Représentants du Vatican décrit le Accord provisoire entre le Saint-Siège et la Chine en 2018 comme «  un accord véritablement pastoral  ». Après avoir prolongé l’accord en octobre 2020, le Saint-Siège reconnu que l’accord n’était «pas parfait» mais toujours «un pas en avant».

Benoit Vermander, professeur jésuite français et universitaire de Fudan, a discuté les dangers d’exclure la Chine de la communauté mondiale et fait valoir pour trouver un moyen où le dialogue et la critique peuvent coexister. Vermander a raison de dire que le dialogue est essentiel, mais y a-t-il vraiment un dialogue entre le Saint-Siège et la Chine?

L’Église catholique commente souvent la situation dans d’autres pays.

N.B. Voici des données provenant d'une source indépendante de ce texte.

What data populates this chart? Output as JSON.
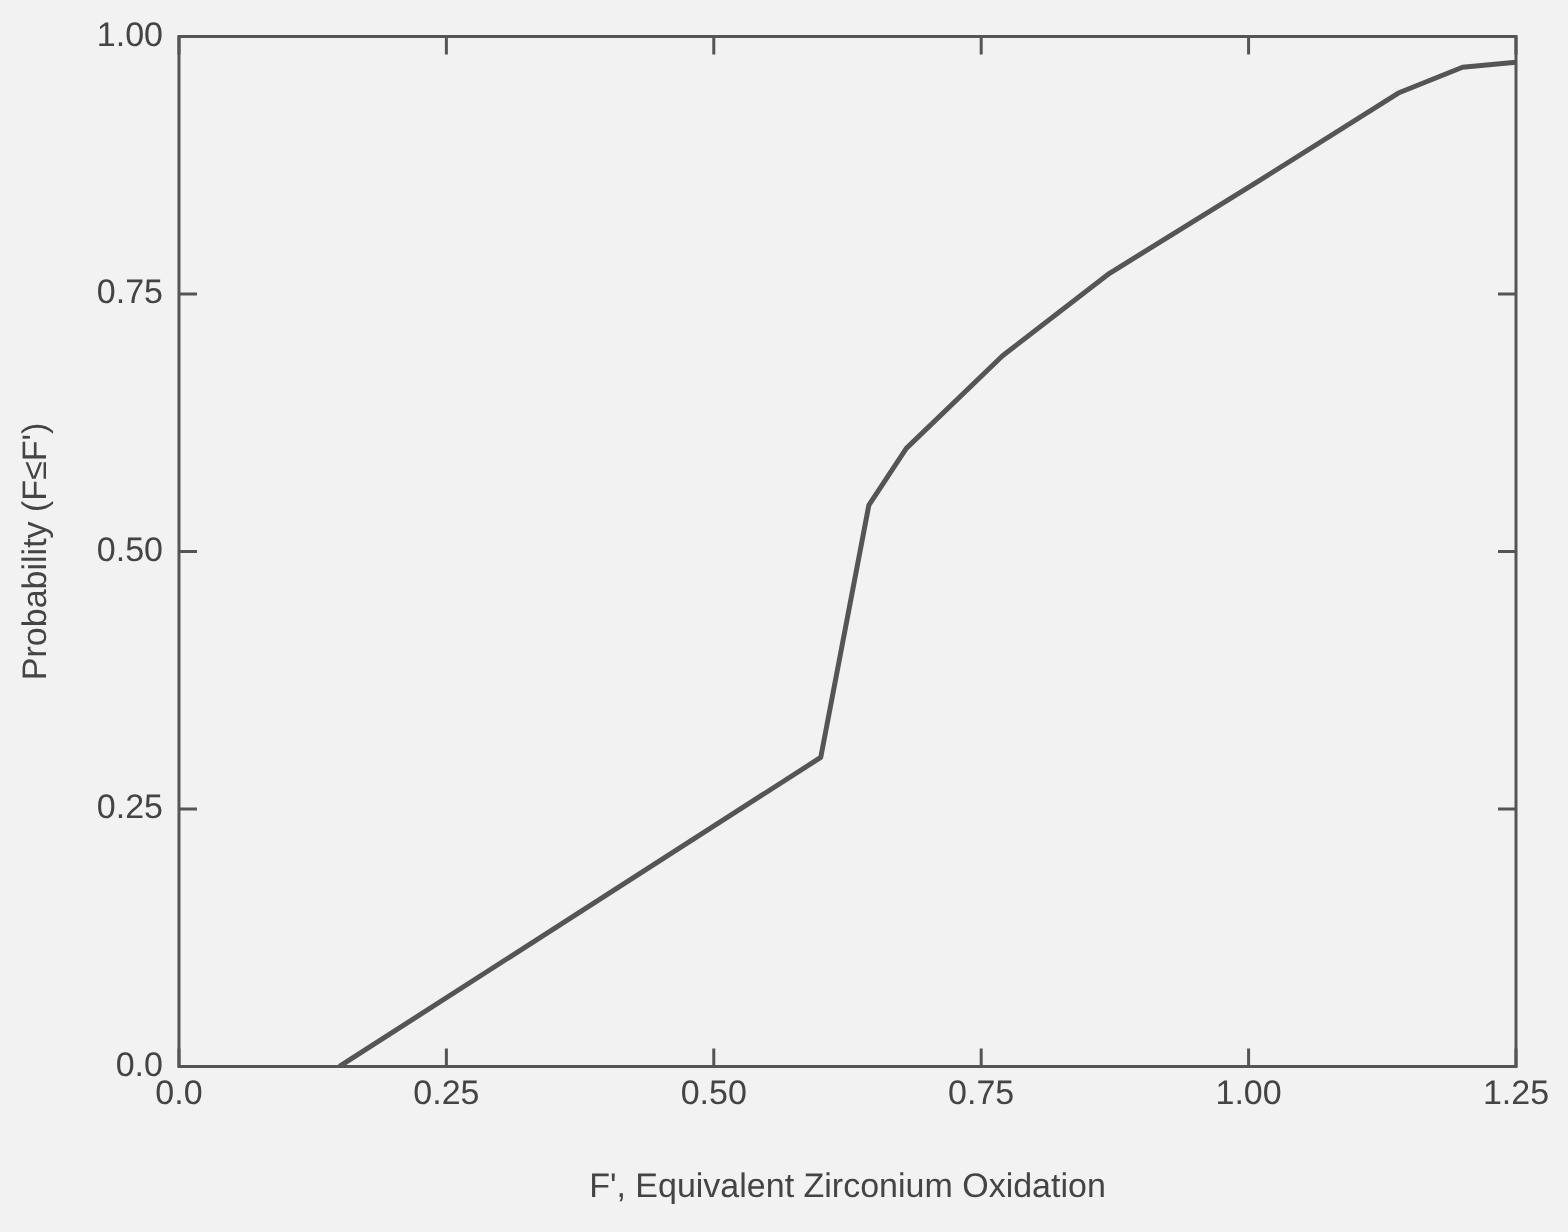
{
  "chart_data": {
    "type": "line",
    "xlabel": "F', Equivalent Zirconium Oxidation",
    "ylabel": "Probability (F≤F')",
    "series": [
      {
        "color": "#555555",
        "x": [
          0.15,
          0.6,
          0.645,
          0.68,
          0.77,
          0.87,
          1.01,
          1.14,
          1.2,
          1.25
        ],
        "values": [
          0,
          0.3,
          0.545,
          0.6,
          0.69,
          0.77,
          0.86,
          0.945,
          0.97,
          0.975
        ]
      }
    ],
    "xlim": [
      0,
      1.25
    ],
    "ylim": [
      0,
      1
    ],
    "xticks": [
      {
        "value": 0,
        "label": "0.0"
      },
      {
        "value": 0.25,
        "label": "0.25"
      },
      {
        "value": 0.5,
        "label": "0.50"
      },
      {
        "value": 0.75,
        "label": "0.75"
      },
      {
        "value": 1,
        "label": "1.00"
      },
      {
        "value": 1.25,
        "label": "1.25"
      }
    ],
    "yticks": [
      {
        "value": 0,
        "label": "0.0"
      },
      {
        "value": 0.25,
        "label": "0.25"
      },
      {
        "value": 0.5,
        "label": "0.50"
      },
      {
        "value": 0.75,
        "label": "0.75"
      },
      {
        "value": 1,
        "label": "1.00"
      }
    ],
    "grid": false,
    "legend": false,
    "marker": "none",
    "line_style": "solid"
  }
}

Pourtant, en Chine, le Vatican garde le silence sur de nombreux développements préoccupants – y compris la persécution religieuse structurelle, les problèmes de droits du travail et les violations des droits de l’homme contre les Ouïghours. Il semble que les responsables du Vatican maintiennent la Chine à une norme différente de celle d’autres pays.

La Chine devrait être traitée comme n’importe quel autre pays et jouer selon les mêmes règles que les autres. Avec l’influence croissante de la Chine sur la scène mondiale, il y a un risque que les «caractéristiques chinoises» soient appliquées en dehors de la Chine, déformant et transformant les valeurs et principes universels.

Il faut une coalition internationale entre les chrétiens, et peut-être d’autres groupes religieux, pour faire pression sur la Chine. Ici, le Vatican pourrait jouer un rôle central avec sa force et son expérience, ce qui profiterait également à la réalisation des aspects «pastoraux» recherchés avec l’actuel accord sino-vatican. Un vrai dialogue comprend des critiques franches et est la clé pour faire de réels progrès dans les relations avec la Chine.

Fredrik Fällman est professeur agrégé de sinologie au Département de langues et littératures de l’Université de Göteborg, Suède.